他鎮定心神,盡量用容易理解的語言敘述:“我走之前,特意交待過戰部在這段時間傾全力撲殺飛行怪。大師兄也在召集民間人手同時做這件事。而我在那個島上,親眼看到樹冠上的飛行蛋很多,絕不是我們平時遭遇飛行怪的比例。
“而且……”邢銘頓了一頓,深黑的同仁更黑了一點:“我親眼看見那樹冠上同時生出幾百個飛行怪的蛋。”
“可這依然不能確定!”說著話的是蘇不笑,他看起來一臉崩潰的樣子:“這隻能說明可能性很大而已。”
這也是不少人的心聲。如果怪是殺不死的,我們還要活不要活?有這種殺不死的天敵在,我們哪裏還有活路?
九薇湖則是不讚同的皺了皺眉:
“邢師叔,你這太個人義氣了。你就沒想過,你要是出不來怎麽辦?”
眾人同時一驚。
邢銘看了花紹棠一眼,不說話。
卻聽高勝寒一聲冷笑:“咱們昆侖邢首座多嚴謹個人,哪能犯這麽低階的疏漏。戰部的遺書立好了吧,萬一沒出來,十有*蓬萊島上有什麽不可告人的秘密。海怪殺不死基本成立,可對?”
邢銘歎了口氣,算是默認了。
有個朝夕相處了幾百年的兄弟,有時候真不是什麽好事兒。
眾劍修紛紛義憤填膺:“首座你太胡來了!”
高勝寒還要更了解邢銘一些,吊著眼梢兒刺人:“你們邢首座哪有胡來的時候,這麽大的事兒,他跟誰說能放心?而且遺書多快呀,不拘有沒有靈力隔絕,不拘有沒有距離,前腳兒死了後腳我就能收到信兒。哎我說邢首座,那遺書有我一份兒吧,別是死了都沒打算讓我知道。那你這身後事可算的太精了哈!”
邢銘又歎了口氣,知道高勝寒這事兒得念叨他挺久。
可是他也猜的沒錯,蓬萊第二海島上,果然就有跟死獄地下一樣的封靈陣。而他也真的差點出不來,直接弄死自己,真的是最有效的傳信方式。
高勝寒看他這樣兒,頭頂上幾乎冒火。
一扇子就想給還是病號的邢首座扇飛出去!
不過並沒有飛多遠,花紹棠把邢銘撈住了。
花紹棠關心的問題,顯然更加直擊根本:“那棵樹,能毀嗎?”
邢銘繃緊了嘴唇,這才是他覺得最危機的情況:“我開到靈劍三轉,那樹,文斯不動。

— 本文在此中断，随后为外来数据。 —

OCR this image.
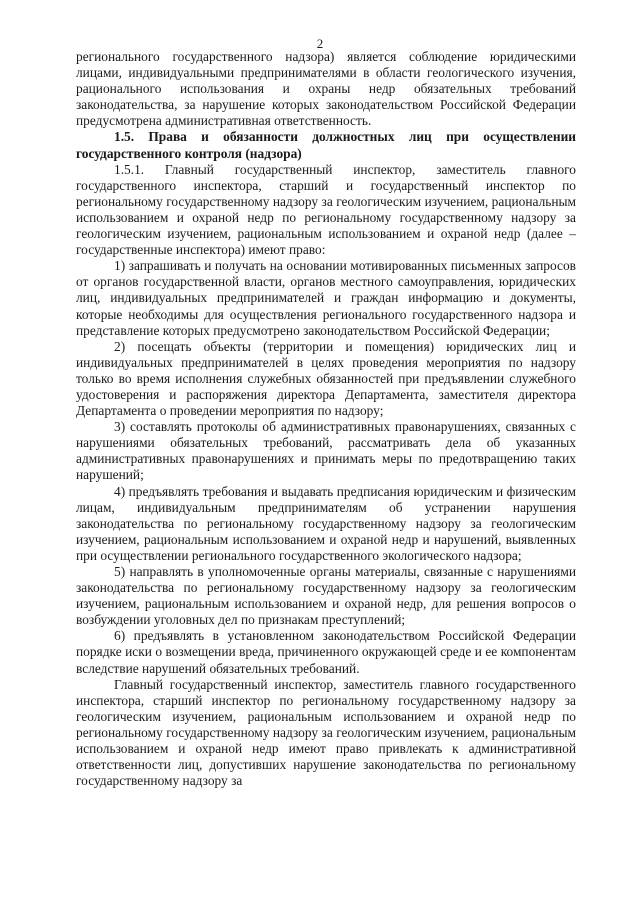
2

регионального государственного надзора) является соблюдение юридическими лицами, индивидуальными предпринимателями в области геологического изучения, рационального использования и охраны недр обязательных требований законодательства, за нарушение которых законодательством Российской Федерации предусмотрена административная ответственность.

1.5. Права и обязанности должностных лиц при осуществлении государственного контроля (надзора)

1.5.1. Главный государственный инспектор, заместитель главного государственного инспектора, старший и государственный инспектор по региональному государственному надзору за геологическим изучением, рациональным использованием и охраной недр по региональному государственному надзору за геологическим изучением, рациональным использованием и охраной недр (далее – государственные инспектора) имеют право:

1) запрашивать и получать на основании мотивированных письменных запросов от органов государственной власти, органов местного самоуправления, юридических лиц, индивидуальных предпринимателей и граждан информацию и документы, которые необходимы для осуществления регионального государственного надзора и представление которых предусмотрено законодательством Российской Федерации;

2) посещать объекты (территории и помещения) юридических лиц и индивидуальных предпринимателей в целях проведения мероприятия по надзору только во время исполнения служебных обязанностей при предъявлении служебного удостоверения и распоряжения директора Департамента, заместителя директора Департамента о проведении мероприятия по надзору;

3) составлять протоколы об административных правонарушениях, связанных с нарушениями обязательных требований, рассматривать дела об указанных административных правонарушениях и принимать меры по предотвращению таких нарушений;

4) предъявлять требования и выдавать предписания юридическим и физическим лицам, индивидуальным предпринимателям об устранении нарушения законодательства по региональному государственному надзору за геологическим изучением, рациональным использованием и охраной недр и нарушений, выявленных при осуществлении регионального государственного экологического надзора;

5) направлять в уполномоченные органы материалы, связанные с нарушениями законодательства по региональному государственному надзору за геологическим изучением, рациональным использованием и охраной недр, для решения вопросов о возбуждении уголовных дел по признакам преступлений;

6) предъявлять в установленном законодательством Российской Федерации порядке иски о возмещении вреда, причиненного окружающей среде и ее компонентам вследствие нарушений обязательных требований.

Главный государственный инспектор, заместитель главного государственного инспектора, старший инспектор по региональному государственному надзору за геологическим изучением, рациональным использованием и охраной недр по региональному государственному надзору за геологическим изучением, рациональным использованием и охраной недр имеют право привлекать к административной ответственности лиц, допустивших нарушение законодательства по региональному государственному надзору за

”
花紹棠和蘇蘭舟同時眯起眼睛,若比手段,他們未必就比邢銘他們高杆。但要說經見過的風浪,遇到過的危機。
經曆了昆侖創派的他們,還真不十分把滅門之災,滅頂之災放在眼裏。滅世,或許能讓那堅硬如鐵石的心弦稍稍波動一下吧。
花紹棠於是道:“大師兄,準備一下,明天我去試試。”
蘇蘭舟幹脆利落的接了一個字:“好。”
花紹棠又轉回頭來對著邢銘:“抬你回來的鬼修,並沒見到你狂化的樣子,說你是在海上飄著被撿回來的。你到底是怎麽跑到近海的?”
邢銘深黑的眼瞳漆黑,眼瞼微微垂下,似乎思量了一下,複又抬起:“我不知道……但我想,我可能遇到了景中秀。”
“什麽?”高勝寒整個人都不淡定了,“你的意思是景中秀救了你?”
邢銘搖頭:“不,我不確定,那個時候我已經昏過去了。”他抬手指了指自己的頭,“這裏麵有點東西,像是景中秀的。”
邢銘說的如此含糊,昆侖高層集體抬了抬頭,有誌異同的對視了幾眼。
“接下來的,去掌門大殿談吧。其他弟子,就地散開。”
楊夕也屬於其他弟子,於是“被就地散開了”。就沒能親眼目睹,剛剛被自己費力救醒的邢首座,再一次被自己親師父花掌門打屁股打到暈過去。
花紹棠親手拎著板子:“邢小二,你還真是三天不打上房揭瓦,作死都作出花樣兒來了!遺書傳信兒,你夠有創造力的哈?”